Uh?
By Citronella on Wednesday, July 2 2008, 21:32 - Permalink
Hi all, Citronella here.
In a whiz. Passing by, swiftly, through the air.
To dust the bubbles, sort of. Busying myself with an old rag in hand, creating big clouds of dust, coughing and sneezing through the process, and making very little difference in the end.
I thought that with summer (think beach, cocktails by the pool, lazy readings, and if you're French, diabolo grenadine[1] or demi-pêche[2] at a café terrace) I would have more time to blog.
Wrong!
When I am not busy with my teaching assistant duties (preparing discussions, solving the homework, answering mostly stupid questions ten times in a row, grading), I focus my energy on this paper that might eventually be coming together after eight months of nothingness. I run a few extra experiment (with the added trick that I haven't run any of those in over a year and I get easily confused), and I fret over figures. Oh, figures! The gap between a good, interpretable, significant figure and a publishable figure with the axis and the contrast between the colors and the respective sizes of all the components just right is a world of sorrow I have a hard time crossing.
So less blogging. And less reading. And less relaxing.

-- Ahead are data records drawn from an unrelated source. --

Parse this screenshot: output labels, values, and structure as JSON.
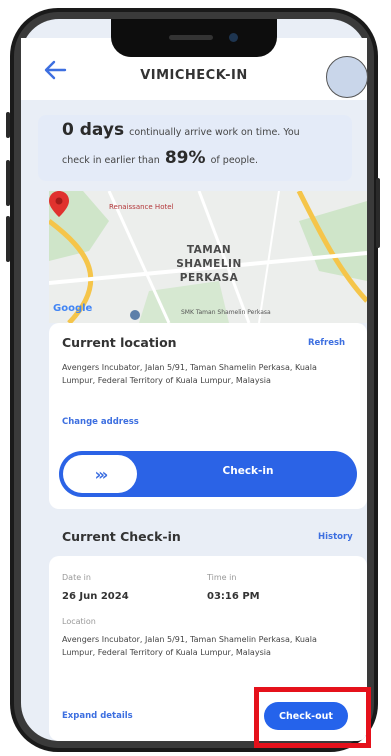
{
  "header": {
    "title": "VIMICHECK-IN"
  },
  "stats": {
    "days_value": "0 days",
    "days_text": "continually arrive work on time. You",
    "percent_prefix": "check in earlier than",
    "percent_value": "89%",
    "percent_suffix": "of people."
  },
  "map": {
    "hotel_label": "Renaissance Hotel",
    "area_line1": "TAMAN",
    "area_line2": "SHAMELIN",
    "area_line3": "PERKASA",
    "google_label": "Google",
    "poi_label": "SMK Taman Shamelin Perkasa"
  },
  "location": {
    "title": "Current location",
    "refresh_label": "Refresh",
    "address": "Avengers Incubator, Jalan 5/91, Taman Shamelin Perkasa, Kuala Lumpur, Federal Territory of Kuala Lumpur, Malaysia",
    "change_address_label": "Change address"
  },
  "slider": {
    "label": "Check-in",
    "knob_glyph": "›››"
  },
  "checkin": {
    "title": "Current Check-in",
    "history_label": "History",
    "date_label": "Date in",
    "date_value": "26 Jun 2024",
    "time_label": "Time in",
    "time_value": "03:16 PM",
    "location_label": "Location",
    "location_value": "Avengers Incubator, Jalan 5/91, Taman Shamelin Perkasa, Kuala Lumpur, Federal Territory of Kuala Lumpur, Malaysia",
    "expand_label": "Expand details",
    "checkout_label": "Check-out"
  },
  "colors": {
    "accent": "#2563eb",
    "highlight": "#e5111b",
    "map_pin": "#e0322e"
  }
}
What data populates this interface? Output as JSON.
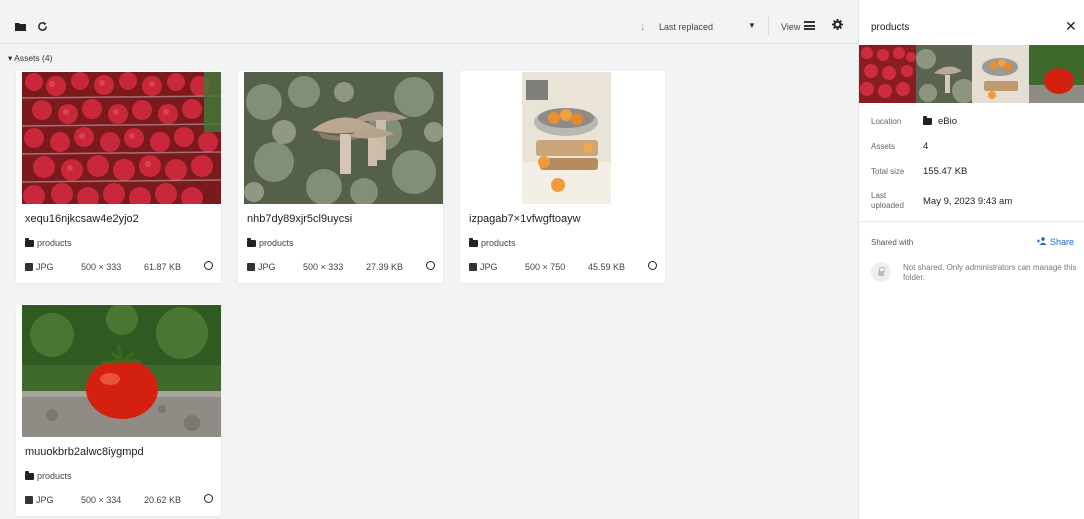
{
  "toolbar": {
    "folder_icon": "folder-icon",
    "refresh_icon": "refresh-icon",
    "sort_arrow": "↓",
    "sort_label": "Last replaced",
    "view_label": "View",
    "settings_icon": "gear-icon"
  },
  "assets_header": "▾ Assets (4)",
  "cards": [
    {
      "name": "xequ16njkcsaw4e2yjo2",
      "folder": "products",
      "type": "JPG",
      "dimensions": "500 × 333",
      "size": "61.87 KB"
    },
    {
      "name": "nhb7dy89xjr5cl9uycsi",
      "folder": "products",
      "type": "JPG",
      "dimensions": "500 × 333",
      "size": "27.39 KB"
    },
    {
      "name": "izpagab7×1vfwgftoayw",
      "folder": "products",
      "type": "JPG",
      "dimensions": "500 × 750",
      "size": "45.59 KB"
    },
    {
      "name": "muuokbrb2alwc8iygmpd",
      "folder": "products",
      "type": "JPG",
      "dimensions": "500 × 334",
      "size": "20.62 KB"
    }
  ],
  "panel": {
    "title": "products",
    "close": "✕",
    "location_label": "Location",
    "location_value": "eBio",
    "assets_label": "Assets",
    "assets_value": "4",
    "total_size_label": "Total size",
    "total_size_value": "155.47 KB",
    "last_uploaded_label_1": "Last",
    "last_uploaded_label_2": "uploaded",
    "last_uploaded_value": "May 9, 2023 9:43 am",
    "shared_with_label": "Shared with",
    "share_label": "Share",
    "not_shared_text": "Not shared. Only administrators can manage this folder."
  },
  "colors": {
    "accent": "#2563c9",
    "background": "#f2f3f5"
  }
}
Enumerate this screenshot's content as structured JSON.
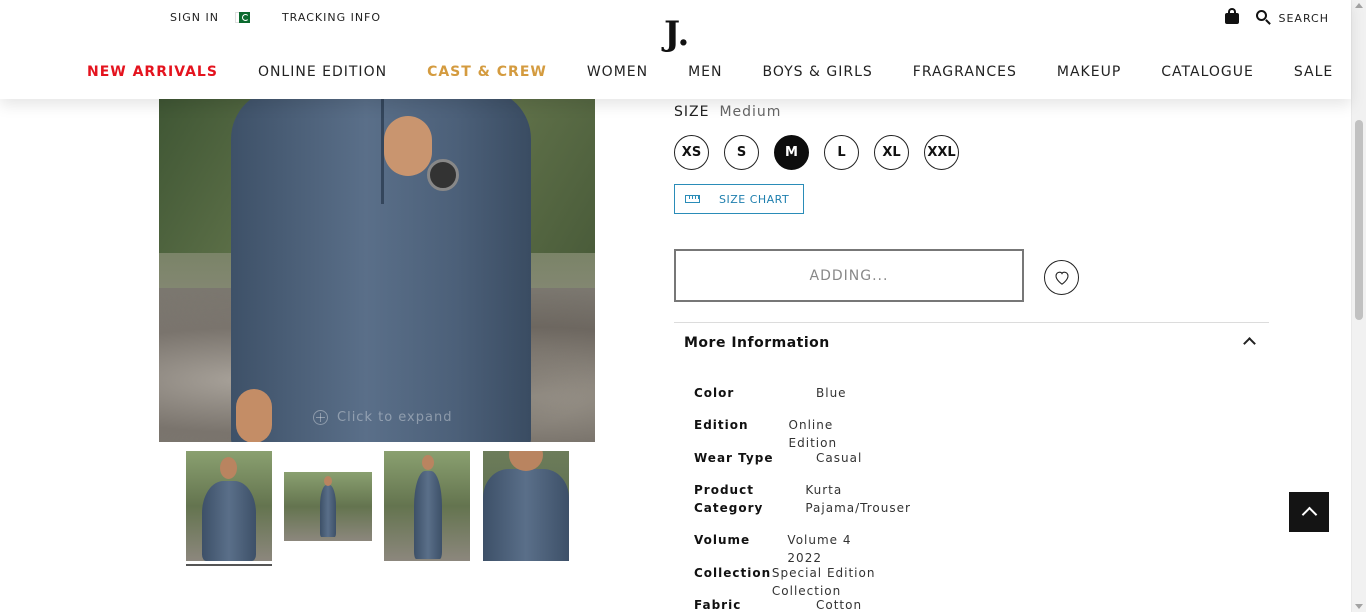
{
  "header": {
    "sign_in": "SIGN IN",
    "tracking_info": "TRACKING INFO",
    "logo": "J.",
    "search": "SEARCH",
    "nav": [
      {
        "label": "NEW ARRIVALS",
        "color": "#e4131e"
      },
      {
        "label": "ONLINE EDITION"
      },
      {
        "label": "CAST & CREW",
        "color": "#d49b3f"
      },
      {
        "label": "WOMEN"
      },
      {
        "label": "MEN"
      },
      {
        "label": "BOYS & GIRLS"
      },
      {
        "label": "FRAGRANCES"
      },
      {
        "label": "MAKEUP"
      },
      {
        "label": "CATALOGUE"
      },
      {
        "label": "SALE"
      }
    ]
  },
  "gallery": {
    "expand_hint": "Click to expand",
    "thumbnail_count": 4,
    "active_thumbnail": 1
  },
  "product": {
    "size_label": "SIZE",
    "selected_size": "Medium",
    "sizes": [
      "XS",
      "S",
      "M",
      "L",
      "XL",
      "XXL"
    ],
    "active_size": "M",
    "size_chart": "SIZE CHART",
    "add_button": "ADDING...",
    "wishlist_icon": "heart-icon"
  },
  "more_info": {
    "title": "More Information",
    "rows": [
      {
        "key": "Color",
        "value": "Blue"
      },
      {
        "key": "Edition",
        "value": "Online Edition"
      },
      {
        "key": "Wear Type",
        "value": "Casual"
      },
      {
        "key": "Product Category",
        "value": "Kurta Pajama/Trouser"
      },
      {
        "key": "Volume",
        "value": "Volume 4 2022"
      },
      {
        "key": "Collection",
        "value": "Special Edition Collection"
      },
      {
        "key": "Fabric",
        "value": "Cotton"
      }
    ]
  },
  "accent_color": "#2a8cb8"
}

But still the time to wonder, after a Sunday spent at the Fabulous Feline's new place: how many couples break up over air conditioners? How many women end up throwing dishes around because, really, having to wrap yourself in a blanket in summer is getting absolutely unbearable? How many men wake up in the middle of the night, astonished to see that the woman who usually never does it simply stole all the covers of him ‒ and sleeps with a blissful smile of revenge on her face? How many women simply get the hell out of here because it is at the very least warm over there? How many men have to face with increasing irritation the shrilling voices of their otherwise reasonable and affectionate sweetheart, repeating in an higher and higher pitched loop that bloody 75F is not a fucking acceptable temperature when one wears the goddamn short skirt and freaking light tank top one is damn well entitled to wear without a blasted extra sweater when it is sodding blazing hot outside?
Being cold because of a bloody air-conditioner might make me a little cranky, you see.
Oh, you noticed?
Comments
Leaving the rant about air conditioning alone for now ...
I LOVE diabolo grenadine. It's my favourite drink in the entire world - I adore it.
There goes my thought that we could be great friends. 75 is too hot for me in the summer. My house is kept at a brisk 68 or 70 and I'm quite comfortable. But temperature battles between couples are always tricky - I hope you end up finding a suitable compromise (or break his AC so you can have your way).
Amy > I have lots of sweet memories associated with diabolo genadine, even though sometimes I was changing flavors (mint or lemon)...
Katie > If it's 68 or 70, I need to wear jeans and a T-shirt. If it's 90-something outside and I need to walk 15 minutes, take the bus, then walk another 15 minutes to go to your place, clearly I'm going to need a shower and a change of clothes by the time I arrive... or maybe I would only visit you in winter? Or do you keep it even colder in winter? (The Fabulous Feline's brother keeps the house at 60-62 in winter. I found it quite cold, even when wearing my warmer clothes.)
I still have several options to make things better: refuse to get out of the bedroom (it gets more sun and gets to 77 or 78 which is way better), discretely up the temperature on the controller by a few degrees and see if he even notices it, or wait until he is fed up with me arriving in summer clothes and changing into a pair of jeans and a sweater when I arrive ;-)
I'm perpetually cold, so I totally sympathize. No matter what the temperature outside, I always wear jeans and end up putting on a sweatshirt at work!
UR > I figured that with a real sweater (and not a slim jacket that's closer to a shirt than to a jacket) I could stand the cold air blowing on me.
But why it has to blow on me is something I still don't fully get.
(Especially in the bathroom! I'm just getting out of the shower! I'm naked! Stop blowing cold air on me, you evil thing!)